Italia

Confindustria: spesa annua ridotta a 26.100 euro nelle famiglie, con un taglio di 3.660 euro

Pesano lavoro perso e aumento delle tasse. Cinghia stretta su quantità e qualità. Sacrificate anche le spese primarie, meno toccate nella prima parte della crisi
Pesano lavoro perso e aumento delle tasse. Cinghia stretta su quantità e qualità. Sacrificate anche le spese primarie, meno toccate nella prima parte della crisi

Una spesa media annua ridotta nel 2012 a 26.100 euro, con un taglio di 3.660 euro rispetto al 2007, quasi un mese e mezzo di consumi svaniti: il Centro Studi di Confindustria analizza così la ‘Spending review delle famiglie italiane’. Cinghia stretta su quantità e qualità, sacrificate ora anche le spese primarie meno toccate nella prima parte della crisi. Pesano lavoro perso e aumento tasse. Giù anche pane e medici.

Pesano lavoro perso e aumento delle tasse. «Il perdurare della crisi economica e la seconda recessione che ha colpito l’Italia dal secondo semestre 2011 hanno generato effetti gravi e profondi sulle possibilità di spesa delle famiglie», indicano gli economisti del centro studi di via dell’Astronomia.
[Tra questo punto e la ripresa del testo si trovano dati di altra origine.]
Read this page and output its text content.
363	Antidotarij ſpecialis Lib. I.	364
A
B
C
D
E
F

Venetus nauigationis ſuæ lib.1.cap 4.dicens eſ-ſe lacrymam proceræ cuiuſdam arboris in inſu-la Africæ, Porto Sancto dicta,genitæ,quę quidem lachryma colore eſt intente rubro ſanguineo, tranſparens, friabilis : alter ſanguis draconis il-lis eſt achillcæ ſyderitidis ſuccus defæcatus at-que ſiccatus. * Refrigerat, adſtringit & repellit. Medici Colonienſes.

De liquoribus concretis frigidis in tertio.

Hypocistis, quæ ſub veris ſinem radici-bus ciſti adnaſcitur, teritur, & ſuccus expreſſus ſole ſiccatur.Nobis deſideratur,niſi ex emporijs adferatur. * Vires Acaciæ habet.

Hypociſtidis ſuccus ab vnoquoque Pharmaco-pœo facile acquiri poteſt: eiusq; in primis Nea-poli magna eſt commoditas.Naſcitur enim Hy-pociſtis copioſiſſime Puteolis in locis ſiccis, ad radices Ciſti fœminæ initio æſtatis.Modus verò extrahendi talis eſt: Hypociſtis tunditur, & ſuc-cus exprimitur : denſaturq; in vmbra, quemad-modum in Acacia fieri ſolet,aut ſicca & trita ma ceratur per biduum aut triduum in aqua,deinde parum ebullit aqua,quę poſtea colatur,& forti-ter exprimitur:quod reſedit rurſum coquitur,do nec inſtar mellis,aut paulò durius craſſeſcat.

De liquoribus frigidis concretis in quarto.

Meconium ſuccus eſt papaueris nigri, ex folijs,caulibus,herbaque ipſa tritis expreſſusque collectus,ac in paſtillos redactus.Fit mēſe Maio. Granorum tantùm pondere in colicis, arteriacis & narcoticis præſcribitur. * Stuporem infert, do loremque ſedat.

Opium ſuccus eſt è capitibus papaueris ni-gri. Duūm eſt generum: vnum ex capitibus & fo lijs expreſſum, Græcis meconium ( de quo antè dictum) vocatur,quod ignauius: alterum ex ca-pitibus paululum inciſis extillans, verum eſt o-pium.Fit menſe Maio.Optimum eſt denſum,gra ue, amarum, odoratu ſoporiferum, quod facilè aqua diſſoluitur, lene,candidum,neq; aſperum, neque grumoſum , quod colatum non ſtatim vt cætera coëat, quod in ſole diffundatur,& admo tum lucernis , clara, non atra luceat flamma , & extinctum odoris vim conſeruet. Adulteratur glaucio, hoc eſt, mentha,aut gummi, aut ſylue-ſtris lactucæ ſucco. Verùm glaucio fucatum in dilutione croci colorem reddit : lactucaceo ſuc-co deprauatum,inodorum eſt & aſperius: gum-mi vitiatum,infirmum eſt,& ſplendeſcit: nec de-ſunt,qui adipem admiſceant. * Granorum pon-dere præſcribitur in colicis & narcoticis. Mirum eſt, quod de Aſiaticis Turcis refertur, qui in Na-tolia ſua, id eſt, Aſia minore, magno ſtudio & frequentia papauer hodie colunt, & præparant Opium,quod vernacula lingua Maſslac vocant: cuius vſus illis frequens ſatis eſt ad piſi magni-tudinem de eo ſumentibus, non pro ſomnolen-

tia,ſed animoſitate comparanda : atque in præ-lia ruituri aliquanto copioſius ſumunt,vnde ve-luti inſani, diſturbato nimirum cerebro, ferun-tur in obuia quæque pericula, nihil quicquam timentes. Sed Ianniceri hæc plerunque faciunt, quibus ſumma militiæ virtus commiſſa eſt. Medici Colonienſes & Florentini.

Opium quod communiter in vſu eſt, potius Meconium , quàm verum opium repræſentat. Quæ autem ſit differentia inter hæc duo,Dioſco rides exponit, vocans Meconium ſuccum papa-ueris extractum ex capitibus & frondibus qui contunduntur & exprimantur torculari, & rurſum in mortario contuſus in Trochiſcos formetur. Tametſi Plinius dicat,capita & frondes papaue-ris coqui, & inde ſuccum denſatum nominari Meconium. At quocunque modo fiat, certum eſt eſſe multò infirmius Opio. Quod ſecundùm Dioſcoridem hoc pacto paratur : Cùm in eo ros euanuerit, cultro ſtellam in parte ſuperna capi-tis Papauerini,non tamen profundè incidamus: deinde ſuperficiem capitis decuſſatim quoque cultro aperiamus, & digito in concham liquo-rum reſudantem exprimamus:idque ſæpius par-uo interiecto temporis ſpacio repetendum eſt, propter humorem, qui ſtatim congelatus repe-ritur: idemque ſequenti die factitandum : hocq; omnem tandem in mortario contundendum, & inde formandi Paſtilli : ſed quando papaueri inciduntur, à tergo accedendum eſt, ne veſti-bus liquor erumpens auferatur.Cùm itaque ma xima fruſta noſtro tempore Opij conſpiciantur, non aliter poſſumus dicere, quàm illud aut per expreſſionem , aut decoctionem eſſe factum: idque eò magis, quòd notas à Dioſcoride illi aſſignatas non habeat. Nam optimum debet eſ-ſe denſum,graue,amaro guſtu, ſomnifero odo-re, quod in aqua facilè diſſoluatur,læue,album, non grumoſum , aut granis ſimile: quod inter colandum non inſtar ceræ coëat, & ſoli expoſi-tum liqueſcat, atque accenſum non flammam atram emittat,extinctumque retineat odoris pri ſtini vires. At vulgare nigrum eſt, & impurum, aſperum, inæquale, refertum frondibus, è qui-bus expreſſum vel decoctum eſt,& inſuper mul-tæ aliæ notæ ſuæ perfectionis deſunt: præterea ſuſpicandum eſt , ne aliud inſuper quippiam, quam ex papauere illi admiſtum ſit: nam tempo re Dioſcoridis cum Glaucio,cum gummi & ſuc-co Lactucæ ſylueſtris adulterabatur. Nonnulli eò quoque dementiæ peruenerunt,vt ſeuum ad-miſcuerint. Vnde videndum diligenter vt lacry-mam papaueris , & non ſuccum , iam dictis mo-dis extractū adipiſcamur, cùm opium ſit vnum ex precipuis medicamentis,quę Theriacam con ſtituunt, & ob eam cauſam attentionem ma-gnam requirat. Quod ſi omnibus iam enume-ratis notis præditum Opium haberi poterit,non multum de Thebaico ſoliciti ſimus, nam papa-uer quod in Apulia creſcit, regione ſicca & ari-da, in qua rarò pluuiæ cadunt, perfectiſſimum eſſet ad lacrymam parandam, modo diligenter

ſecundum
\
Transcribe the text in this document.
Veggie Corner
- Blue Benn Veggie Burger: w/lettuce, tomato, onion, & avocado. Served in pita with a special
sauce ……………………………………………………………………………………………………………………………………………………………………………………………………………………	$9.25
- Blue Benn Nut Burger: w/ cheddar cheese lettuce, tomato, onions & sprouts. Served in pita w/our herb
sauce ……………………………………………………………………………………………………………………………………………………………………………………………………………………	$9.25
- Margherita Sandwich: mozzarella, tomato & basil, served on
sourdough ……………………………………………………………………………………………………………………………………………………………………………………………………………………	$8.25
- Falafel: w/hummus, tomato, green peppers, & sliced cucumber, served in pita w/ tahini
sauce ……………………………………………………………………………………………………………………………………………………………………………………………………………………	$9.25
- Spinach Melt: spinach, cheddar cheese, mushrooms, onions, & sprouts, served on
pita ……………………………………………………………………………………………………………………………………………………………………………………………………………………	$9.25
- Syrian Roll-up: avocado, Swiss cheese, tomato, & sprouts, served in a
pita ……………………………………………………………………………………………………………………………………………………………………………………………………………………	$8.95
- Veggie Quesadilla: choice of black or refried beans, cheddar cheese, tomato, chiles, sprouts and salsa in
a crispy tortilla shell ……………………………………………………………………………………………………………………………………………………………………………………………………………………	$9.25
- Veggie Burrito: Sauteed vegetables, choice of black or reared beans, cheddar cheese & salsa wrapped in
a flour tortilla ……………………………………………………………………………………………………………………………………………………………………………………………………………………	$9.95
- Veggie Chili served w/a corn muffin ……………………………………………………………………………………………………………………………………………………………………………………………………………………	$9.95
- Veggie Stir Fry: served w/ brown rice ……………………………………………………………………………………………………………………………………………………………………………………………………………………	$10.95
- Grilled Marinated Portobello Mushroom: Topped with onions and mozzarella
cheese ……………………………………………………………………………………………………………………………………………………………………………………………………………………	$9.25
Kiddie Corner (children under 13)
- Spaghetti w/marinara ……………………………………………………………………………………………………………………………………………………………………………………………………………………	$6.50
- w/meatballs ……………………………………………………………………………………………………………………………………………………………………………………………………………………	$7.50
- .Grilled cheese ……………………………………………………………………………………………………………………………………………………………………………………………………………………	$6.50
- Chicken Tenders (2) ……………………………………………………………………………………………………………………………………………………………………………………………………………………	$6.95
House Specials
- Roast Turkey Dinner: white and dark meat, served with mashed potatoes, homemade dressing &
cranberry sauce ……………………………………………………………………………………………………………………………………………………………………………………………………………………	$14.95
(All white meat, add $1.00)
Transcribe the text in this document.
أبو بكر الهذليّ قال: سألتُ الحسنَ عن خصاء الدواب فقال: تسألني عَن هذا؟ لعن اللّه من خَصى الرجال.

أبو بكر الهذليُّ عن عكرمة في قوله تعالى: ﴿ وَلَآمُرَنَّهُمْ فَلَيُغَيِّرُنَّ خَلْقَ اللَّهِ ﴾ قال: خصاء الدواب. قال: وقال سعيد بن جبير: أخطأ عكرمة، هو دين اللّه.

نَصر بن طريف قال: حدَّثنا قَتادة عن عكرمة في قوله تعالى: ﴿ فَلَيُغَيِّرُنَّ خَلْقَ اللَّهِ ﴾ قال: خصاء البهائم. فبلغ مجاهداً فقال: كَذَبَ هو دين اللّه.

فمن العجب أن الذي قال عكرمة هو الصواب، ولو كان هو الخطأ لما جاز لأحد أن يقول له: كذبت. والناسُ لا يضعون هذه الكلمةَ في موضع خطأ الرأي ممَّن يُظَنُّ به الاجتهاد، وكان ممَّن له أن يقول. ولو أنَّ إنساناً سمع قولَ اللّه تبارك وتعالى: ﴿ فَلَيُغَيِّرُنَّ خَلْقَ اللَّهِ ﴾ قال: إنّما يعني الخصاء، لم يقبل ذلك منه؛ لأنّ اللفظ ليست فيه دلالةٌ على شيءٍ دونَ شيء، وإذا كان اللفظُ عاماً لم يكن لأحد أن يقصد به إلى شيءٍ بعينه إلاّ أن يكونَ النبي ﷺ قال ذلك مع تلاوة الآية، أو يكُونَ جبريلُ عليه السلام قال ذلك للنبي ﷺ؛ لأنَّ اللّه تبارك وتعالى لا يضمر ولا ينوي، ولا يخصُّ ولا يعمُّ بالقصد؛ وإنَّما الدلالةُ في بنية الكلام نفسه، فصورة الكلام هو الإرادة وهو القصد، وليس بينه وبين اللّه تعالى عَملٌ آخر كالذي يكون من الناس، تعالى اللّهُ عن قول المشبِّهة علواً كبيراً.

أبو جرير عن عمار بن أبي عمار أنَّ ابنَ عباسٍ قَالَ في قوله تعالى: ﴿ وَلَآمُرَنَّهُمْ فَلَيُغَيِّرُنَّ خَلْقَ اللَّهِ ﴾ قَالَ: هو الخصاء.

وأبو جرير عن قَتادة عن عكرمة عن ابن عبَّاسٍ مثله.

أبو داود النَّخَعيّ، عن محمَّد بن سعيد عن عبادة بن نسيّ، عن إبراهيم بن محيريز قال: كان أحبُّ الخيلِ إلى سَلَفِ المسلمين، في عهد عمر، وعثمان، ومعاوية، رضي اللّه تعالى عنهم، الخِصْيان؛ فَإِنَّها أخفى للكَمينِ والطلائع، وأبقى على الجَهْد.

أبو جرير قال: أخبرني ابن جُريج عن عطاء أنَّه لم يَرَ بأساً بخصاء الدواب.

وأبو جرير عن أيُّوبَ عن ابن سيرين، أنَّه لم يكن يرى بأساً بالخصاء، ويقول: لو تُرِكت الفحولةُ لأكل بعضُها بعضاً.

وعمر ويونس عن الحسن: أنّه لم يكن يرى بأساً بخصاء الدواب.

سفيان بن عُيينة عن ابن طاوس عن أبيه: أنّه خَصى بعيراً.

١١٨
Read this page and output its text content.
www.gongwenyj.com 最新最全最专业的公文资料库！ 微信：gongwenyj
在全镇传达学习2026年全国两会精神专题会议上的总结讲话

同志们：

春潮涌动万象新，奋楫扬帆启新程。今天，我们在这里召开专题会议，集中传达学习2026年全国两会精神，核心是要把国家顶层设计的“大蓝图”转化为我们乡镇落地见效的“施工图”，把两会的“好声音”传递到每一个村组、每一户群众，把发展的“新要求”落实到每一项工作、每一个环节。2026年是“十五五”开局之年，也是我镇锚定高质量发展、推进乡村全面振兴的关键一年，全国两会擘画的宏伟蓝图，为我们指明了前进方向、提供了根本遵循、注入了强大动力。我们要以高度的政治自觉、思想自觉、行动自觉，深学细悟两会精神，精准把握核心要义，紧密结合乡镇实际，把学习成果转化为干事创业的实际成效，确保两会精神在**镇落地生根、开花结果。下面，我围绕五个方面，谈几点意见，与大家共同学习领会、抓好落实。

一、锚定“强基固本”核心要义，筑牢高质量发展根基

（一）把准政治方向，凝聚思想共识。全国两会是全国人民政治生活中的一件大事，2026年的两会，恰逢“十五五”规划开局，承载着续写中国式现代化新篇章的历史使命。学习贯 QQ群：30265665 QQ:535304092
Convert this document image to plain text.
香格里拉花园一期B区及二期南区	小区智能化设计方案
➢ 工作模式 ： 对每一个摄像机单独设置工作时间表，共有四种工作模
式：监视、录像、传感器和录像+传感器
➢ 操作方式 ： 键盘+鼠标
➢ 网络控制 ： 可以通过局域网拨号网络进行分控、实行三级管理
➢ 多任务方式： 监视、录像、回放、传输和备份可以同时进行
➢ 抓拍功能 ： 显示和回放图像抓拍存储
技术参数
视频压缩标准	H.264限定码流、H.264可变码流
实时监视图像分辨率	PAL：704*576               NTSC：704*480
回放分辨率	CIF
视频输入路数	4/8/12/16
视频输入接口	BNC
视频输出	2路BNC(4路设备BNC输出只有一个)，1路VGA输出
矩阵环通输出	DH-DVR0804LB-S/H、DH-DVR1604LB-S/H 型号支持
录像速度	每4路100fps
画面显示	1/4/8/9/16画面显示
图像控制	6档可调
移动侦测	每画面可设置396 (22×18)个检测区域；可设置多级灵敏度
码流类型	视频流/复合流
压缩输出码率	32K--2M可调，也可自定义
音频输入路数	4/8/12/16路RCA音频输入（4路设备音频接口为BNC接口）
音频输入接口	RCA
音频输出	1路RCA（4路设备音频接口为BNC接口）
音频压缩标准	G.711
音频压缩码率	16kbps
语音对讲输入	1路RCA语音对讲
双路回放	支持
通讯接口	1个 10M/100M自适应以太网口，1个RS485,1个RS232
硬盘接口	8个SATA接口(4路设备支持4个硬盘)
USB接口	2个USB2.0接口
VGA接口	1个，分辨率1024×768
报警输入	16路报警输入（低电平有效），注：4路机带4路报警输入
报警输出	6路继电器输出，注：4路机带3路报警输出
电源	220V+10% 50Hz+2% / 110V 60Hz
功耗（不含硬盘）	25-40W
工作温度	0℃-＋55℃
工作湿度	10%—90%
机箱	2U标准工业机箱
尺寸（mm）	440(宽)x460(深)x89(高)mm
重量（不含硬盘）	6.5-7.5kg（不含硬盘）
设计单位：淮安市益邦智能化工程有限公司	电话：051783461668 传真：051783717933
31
Gli italiani sono così costretti a una ‘spending review’ che per il Centro studi di Confindustria è legata a «determinanti oggettive»: in primis i posti di lavoro persi (690mila occupati in meno tra 2007 e 2012) e l’aumento di tasse dirette e indirette, che hanno «peggiorato i bilanci familiari e ridotto il reddito disponibile reale dell’11% tra 2007 e 2012».

Calo ai minimi storici della fiducia dei consumatori. Poi c’è il calo della fiducia dei consumatori “ai minimi storici“. Così nel complesso la spesa per consumi finali è arretrata del 6,6% in termini reali. A dover stringere più la cinghia, secondo il rapporto di Confindustria, sono le coppie senza figli con un capofamiglia tra i 35 e i 64 anni. E soffrono relativamente di più le famiglie che vivono nelle regioni meridionali.

Cambiano le abitudini di spesa degli italiani. Cresce la riduzione dei consumi superflui, ed è corsa ai discount a discapito di supermercati e negozi tradizionali; c’è più attenzione a sconti e promozioni, ed uno «scivolamento progressivo lungo la scala di prezzo dai prodotti di marca, a quelli commerciali, a quelli unbranded». Si compra meno in quantità, ma si sacrifica anche la qualità. Le famiglie comprano anche meno pane e cereali (-14,8% tra 2007 e 2011 – anno a cui fanno riferimento i dati Istat alla base dell’approfondimento del Csc – per un risparmio di 141 euro l’anno), e hanno ridotto anche le spese per visite mediche (-25,3%, 110 euro risparmiati). In tavola meno pesce (-13,2%), frutta (-8,3%), olio (-11,8%), acqua minerale (-15,1%), vino (-14,4%). Ma più birra (+4,2%). Scende la spesa in abbigliamento (-23,1% per 309 euro), ma anche in mobili, pentole, biancheria. E quella nei trasporti (-17,1%) soprattutto per i minori acquisti di auto (-19,2%). Si comprano meno giornali e riviste (-30,6%), meno frequenti ma non poi tanto i pasti fuori casa (-8,2%), e crollano i piccoli lussi della famiglia media: 60 euro in meno l’anno per argenteria, orologeria e bigiotteria, in calo del 65,6%.

Le famiglie soffrono sempre di più. Le abitudini di spesa cambiano in base alla tipologia di famiglia. In controtendenza, unico caso di spesa in aumento, anche se solo del 2,5%, è quello dei nuclei composti da una sola persona over 65 anni, probabilmente per la necessità di non poter rinunciare a servizi domestici (+95 euro l’anno), acquisti di carne (+86 euro), spese telefoniche (+103 euro). Le famiglie soffrono sempre di più. Negli ultimi due anni, indica il Csc, sono «peggiorati gli indicatori di grave disagio economico e di deprivazione materiale delle famiglie»: è salito dal 16% del 2010 al 24,8% nel 2012, quasi un quarto, il numero di persone che vivono in «nuclei familiari deprivati», dal 6,9% al 14,3% quelli in famiglie «gravemente deprivate».